DiZebba agrees. “If your students trust you, and you get up in front of the room with the belief that this, whatever this may be, is valuable, they’ll go along with it. They may roll their eyes a little at first, but that’s their job. They’re teenagers. Believe me, they will be quickly won over by Freedom Summer by Deborah Wiles or Fly Away Home by Eve Bunting or Those Shoes by Maribeth Boelts.”
Choosing the right titles
Books that are short on text with provocative themes are best for middle and high school students, says Lukehart. Her favorites include Margriet Ruurs’s Stepping Stones; Walter Dean Myers’s Patrol: An American Soldier in Vietnam; Christophe Gallaz and Roberto Innocenti’s Rose Blanche; Tom Feelings’s The Middle Passage; Anthony Browne’s Little Beauty; Peter Sís’s The Wall; Shaun Tan’s The Red Tree; and Barbara Kerley and Brian Selznick’s Walt Whitman. (Also see Lukehart’s SLJ article, “Thought-Provoking Picture Books.”)
High school students are fascinated by Life on Earth: The Story of Evolution by Steve Jenkins, says Mary Ann Cappiello, professor or language and literacy at Lesley University in Cambridge, MA, and “Classroom Bookshelf” blogger. With a timeline that depicts the history of life on Earth within the confines of a 24-hour day, “the book provides fascinating content in a clear and digestible manner that can be used as a catalyst for in-depth research and classroom investigations,” says Cappiello.
Recommendations aside, librarians should just follow their hearts, Zdrojewski suggests. “My first advice for my fellow librarians would be to pick books they love, not ones they assume the students will like,” she says. “My students will sit through much more ‘childish’ books than I’d expect if they can tell from my face and inflection that I really like that book.”
Zdrojewski had often heard that older students usually go for anything by Patricia Polacco, whose books Zdrojewski doesn’t love. When she shared them, “I tried to be enthusiastic, I think the students could tell,” she says. “Yet when I read Robert McCloskey’s Blueberries for Sal, one of my all-time favorites, the students were super engaged.”

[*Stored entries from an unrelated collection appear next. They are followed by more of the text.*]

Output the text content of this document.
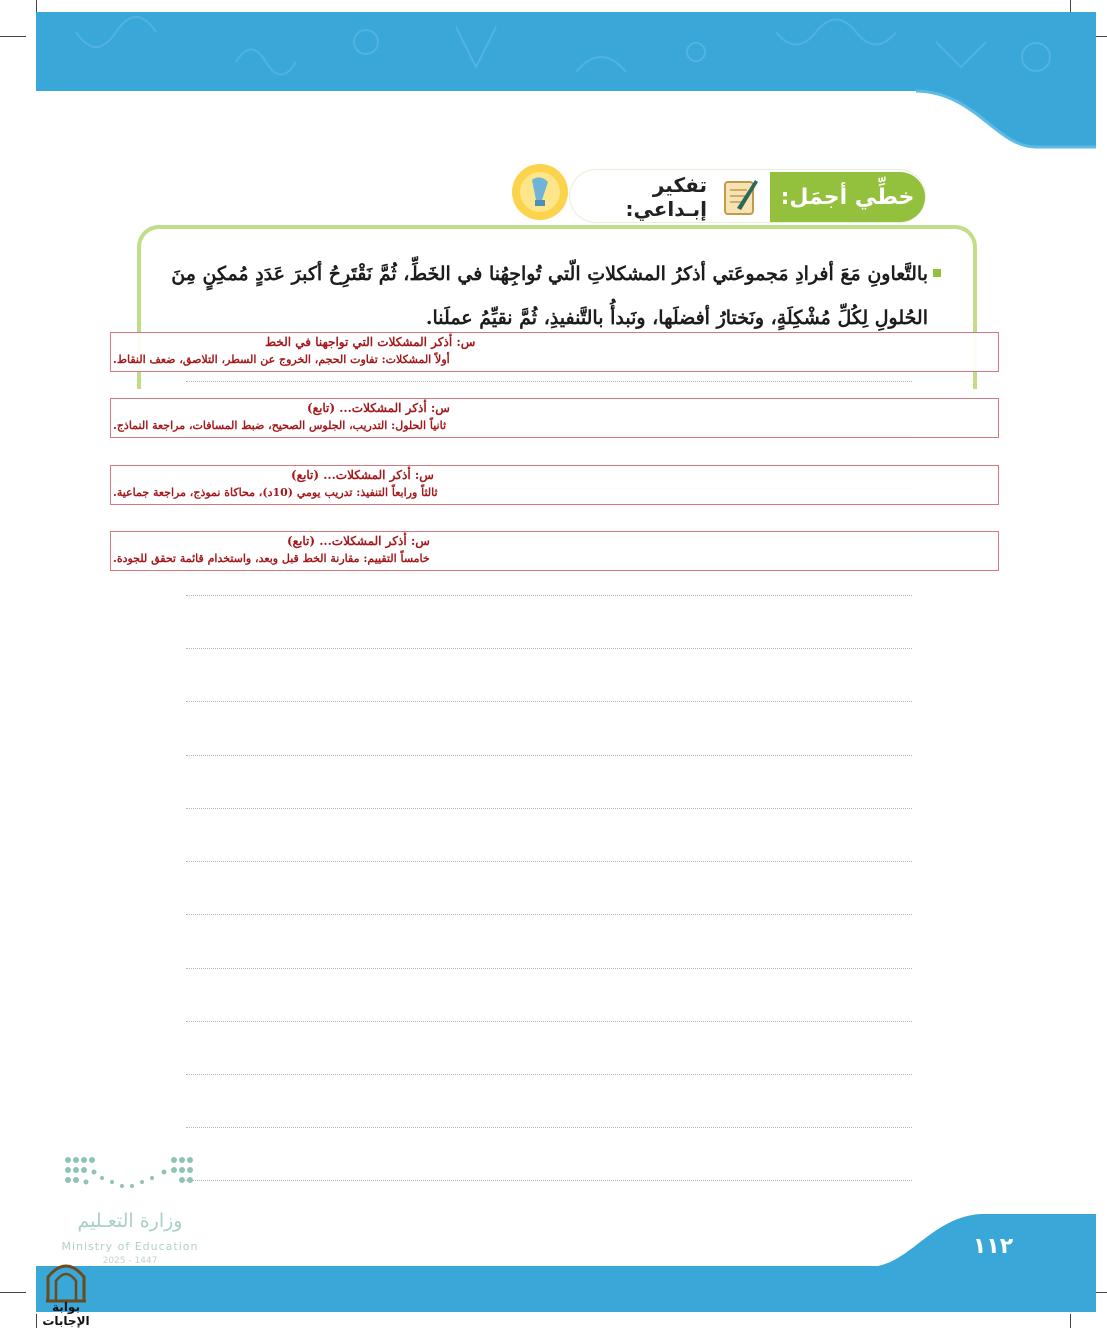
خطِّي أجمَل:
تفكير إبـداعي:
بالتَّعاونِ مَعَ أفرادِ مَجموعَتي أذكرُ المشكلاتِ الّتي تُواجِهُنا في الخَطِّ، ثُمَّ نَقْتَرِحُ أكبرَ عَدَدٍ مُمكِنٍ مِنَ الحُلولِ لِكُلِّ مُشْكِلَةٍ، ونَختارُ أفضلَها، ونَبدأُ بالتَّنفيذِ، ثُمَّ نقيِّمُ عملَنا.
س: أذكر المشكلات التي تواجهنا في الخط
أولاً المشكلات: تفاوت الحجم، الخروج عن السطر، التلاصق، ضعف النقاط.
س: أذكر المشكلات... (تابع)
ثانياً الحلول: التدريب، الجلوس الصحيح، ضبط المسافات، مراجعة النماذج.
س: أذكر المشكلات... (تابع)
ثالثاً ورابعاً التنفيذ: تدريب يومي (10د)، محاكاة نموذج، مراجعة جماعية.
س: أذكر المشكلات... (تابع)
خامساً التقييم: مقارنة الخط قبل وبعد، واستخدام قائمة تحقق للجودة.
وزارة التعـليم
Ministry of Education
2025 - 1447
١١٢
بوابة الإجابات
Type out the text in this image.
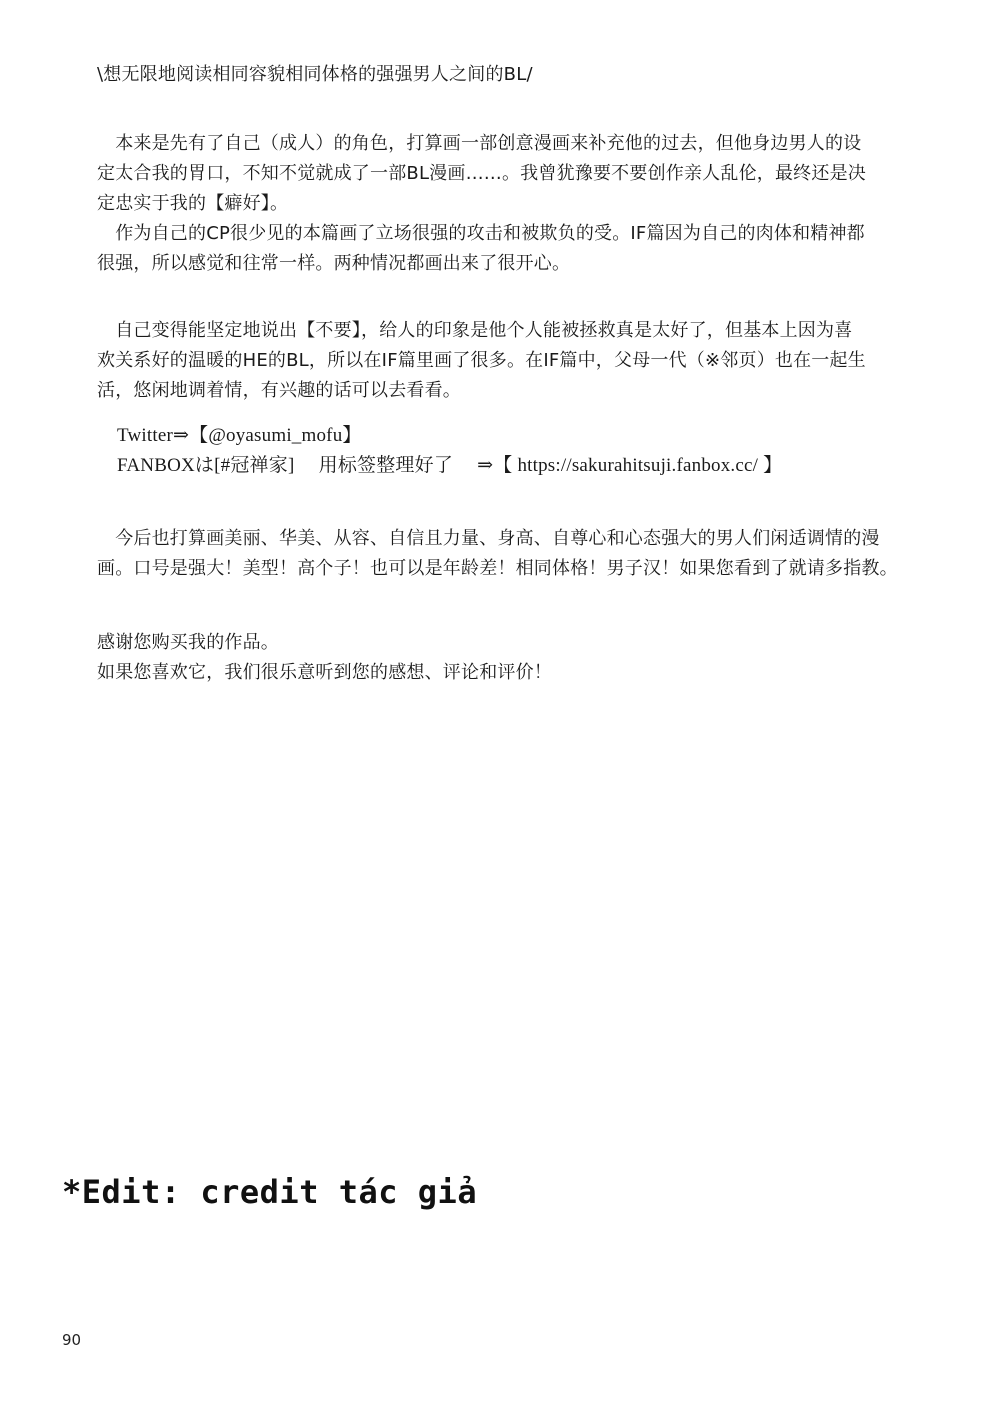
\想无限地阅读相同容貌相同体格的强强男人之间的BL/

　本来是先有了自己（成人）的角色，打算画一部创意漫画来补充他的过去，但他身边男人的设

定太合我的胃口，不知不觉就成了一部BL漫画……。我曾犹豫要不要创作亲人乱伦，最终还是决

定忠实于我的【癖好】。

　作为自己的CP很少见的本篇画了立场很强的攻击和被欺负的受。IF篇因为自己的肉体和精神都

很强，所以感觉和往常一样。两种情况都画出来了很开心。

　自己变得能坚定地说出【不要】，给人的印象是他个人能被拯救真是太好了，但基本上因为喜

欢关系好的温暖的HE的BL，所以在IF篇里画了很多。在IF篇中，父母一代（※邻页）也在一起生

活，悠闲地调着情，有兴趣的话可以去看看。

Twitter⇒【@oyasumi_mofu】

FANBOXは[#冠禅家]　 用标签整理好了　 ⇒【 https://sakurahitsuji.fanbox.cc/ 】

　今后也打算画美丽、华美、从容、自信且力量、身高、自尊心和心态强大的男人们闲适调情的漫

画。口号是强大！美型！高个子！也可以是年龄差！相同体格！男子汉！如果您看到了就请多指教。

感谢您购买我的作品。

如果您喜欢它，我们很乐意听到您的感想、评论和评价！

*Edit: credit tác giả

90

English Language Learners: Tips
Judith B. O’Loughlin, education consultant at Language Matters Education Consultants in San Ramon, CA, has been working with K-8 English language learners (ELL) in public schools for most of her career. With her older students, she looks for picture books that provided both written and visual “language” to support learning in various content topics. She explains that picture books can “explode” a content topic that might only have been referenced in passing in another text.
“In learning about the Civil Rights Movement, for example, one can read Rosa by Nikki Giovanni and learn more about how this leader influenced the movement toward civil rights legislation,” she says. “But if you read New Shoes by Susan Lynn Meyer, you gain a deeper perspective into what it meant to be African American under segregation and how it impacted the daily lives of children in America.”
O’Loughlin notes that picture books meet the criteria for most reading standards, including the Common Core Anchor Reading Standards. But she urges thinking beyond standards when choosing picture books for ELL students—and keeping these three points in mind:
1. Text and illustrations should support one another and enhance an understanding of the topic. Illustrations should provide clear and accurate information, as well as ways to build content language and promote oral and written discourse.
2 Ideally, illustrations and text work together to introduce important and/or abstract concepts through controlled language that English learners can understand. “This does not mean using age and grade-level language that is meant for younger learners,” emphasizes O’Loughlin. “ELLs need language development that meets their needs, not assumptions they are ‘blank slates’ with no knowledge or language at all.”
3. Stereotypical behavior of characters, or assumed stereotypes, should be avoided at all costs.